“I was begging for him to stop and screaming. I don’t know how I made it through. I swear, God allowed me to leave my body for a moment to survive. He told me if I wasn’t quiet, he was going to kill me. So I went quiet, and then he started pouring it in my left eye. And then, he was done.”

Heather’s husband immediately began to concoct a lie that would spare him a date with justice. He told Heather to pretend that she had an accident with oven cleaner, telling her “You know you did this to yourself, right?” after taking her to the hospital.
At the hospital, Heather was told that the chemical her husband poured on her face had essentially “melted” her eyelids off.
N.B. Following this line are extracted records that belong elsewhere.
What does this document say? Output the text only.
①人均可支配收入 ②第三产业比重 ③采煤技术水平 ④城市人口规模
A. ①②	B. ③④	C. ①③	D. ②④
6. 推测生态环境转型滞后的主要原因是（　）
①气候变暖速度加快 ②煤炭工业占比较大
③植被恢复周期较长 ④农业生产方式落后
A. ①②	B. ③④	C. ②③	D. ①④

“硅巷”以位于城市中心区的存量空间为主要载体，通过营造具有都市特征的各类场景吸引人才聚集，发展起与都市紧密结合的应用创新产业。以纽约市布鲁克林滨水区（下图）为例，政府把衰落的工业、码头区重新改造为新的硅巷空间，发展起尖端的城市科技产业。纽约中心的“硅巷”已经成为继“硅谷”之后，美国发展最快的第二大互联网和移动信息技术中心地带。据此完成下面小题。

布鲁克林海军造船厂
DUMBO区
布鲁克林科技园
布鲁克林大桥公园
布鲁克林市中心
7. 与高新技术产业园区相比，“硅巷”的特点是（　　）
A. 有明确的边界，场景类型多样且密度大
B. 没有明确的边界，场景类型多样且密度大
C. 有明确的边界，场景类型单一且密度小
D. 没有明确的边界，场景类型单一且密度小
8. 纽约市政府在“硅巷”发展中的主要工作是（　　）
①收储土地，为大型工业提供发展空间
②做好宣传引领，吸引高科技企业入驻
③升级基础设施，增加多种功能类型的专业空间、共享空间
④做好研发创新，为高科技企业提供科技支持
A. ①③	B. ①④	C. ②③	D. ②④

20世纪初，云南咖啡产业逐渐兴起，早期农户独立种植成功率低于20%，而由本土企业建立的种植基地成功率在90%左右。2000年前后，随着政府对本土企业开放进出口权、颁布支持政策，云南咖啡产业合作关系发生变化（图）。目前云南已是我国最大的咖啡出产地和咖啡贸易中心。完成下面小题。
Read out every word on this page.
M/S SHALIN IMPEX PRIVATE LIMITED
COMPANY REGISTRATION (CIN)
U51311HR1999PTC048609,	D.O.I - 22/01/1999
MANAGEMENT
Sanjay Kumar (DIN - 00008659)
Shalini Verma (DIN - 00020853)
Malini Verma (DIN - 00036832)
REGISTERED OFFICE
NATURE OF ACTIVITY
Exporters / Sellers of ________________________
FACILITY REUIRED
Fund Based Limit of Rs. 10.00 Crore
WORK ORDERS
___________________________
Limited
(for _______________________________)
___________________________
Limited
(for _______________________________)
She was airlifted to a level 1 trauma center in Kansas City and put into the ICU burn unit.
“They kept asking what happened and I knew they didn’t believe what I was telling them,” she explained to PEOPLE. “The nurses, everyone kept trying to get me to explain the real story but I just thought, ‘What if he kills the kids and then himself?’ I couldn’t risk that.”
After undergoing three facial surgeries in a week, Heather was sent home.
“After that, he never physically abused me again, and he seemed to like that I was dependent on him,” she recalled. “I didn’t have eyesight for seven months in either eye and my right eye had to be surgically closed. It had scarred over — my retina is intact but I don’t have a cornea to see out of. So they have it covered so it stays protected.”
Then, six months after Heather was sent home from the hospital, the doorbell rang.
“It was May 24, 2023,” she said. “The doorbell rang, and he went outside and didn’t come back … I could hear him yelling at the cops and he made a comment that someone from my command was walking up. Two people from my command said, ‘You can come with us voluntarily or involuntarily, but we need to question you.’”
“They had found out through my work email,” she added. “I had written a draft email to my mother a couple months before it happened … saying things have gotten really bad, I’m scared something’s going to happen to me or to the children. Before I could send the email he turned off the Internet — but it was saved in my work email, which was the only thing he couldn’t access.”
While Heather’s children were placed with a foster family, Heather went to Walter Reed for a psychiatric evaluation.
“I was taken, I was blind, I didn’t know what was going on with my kids. I basically had Stockholm syndrome at the time,” she says.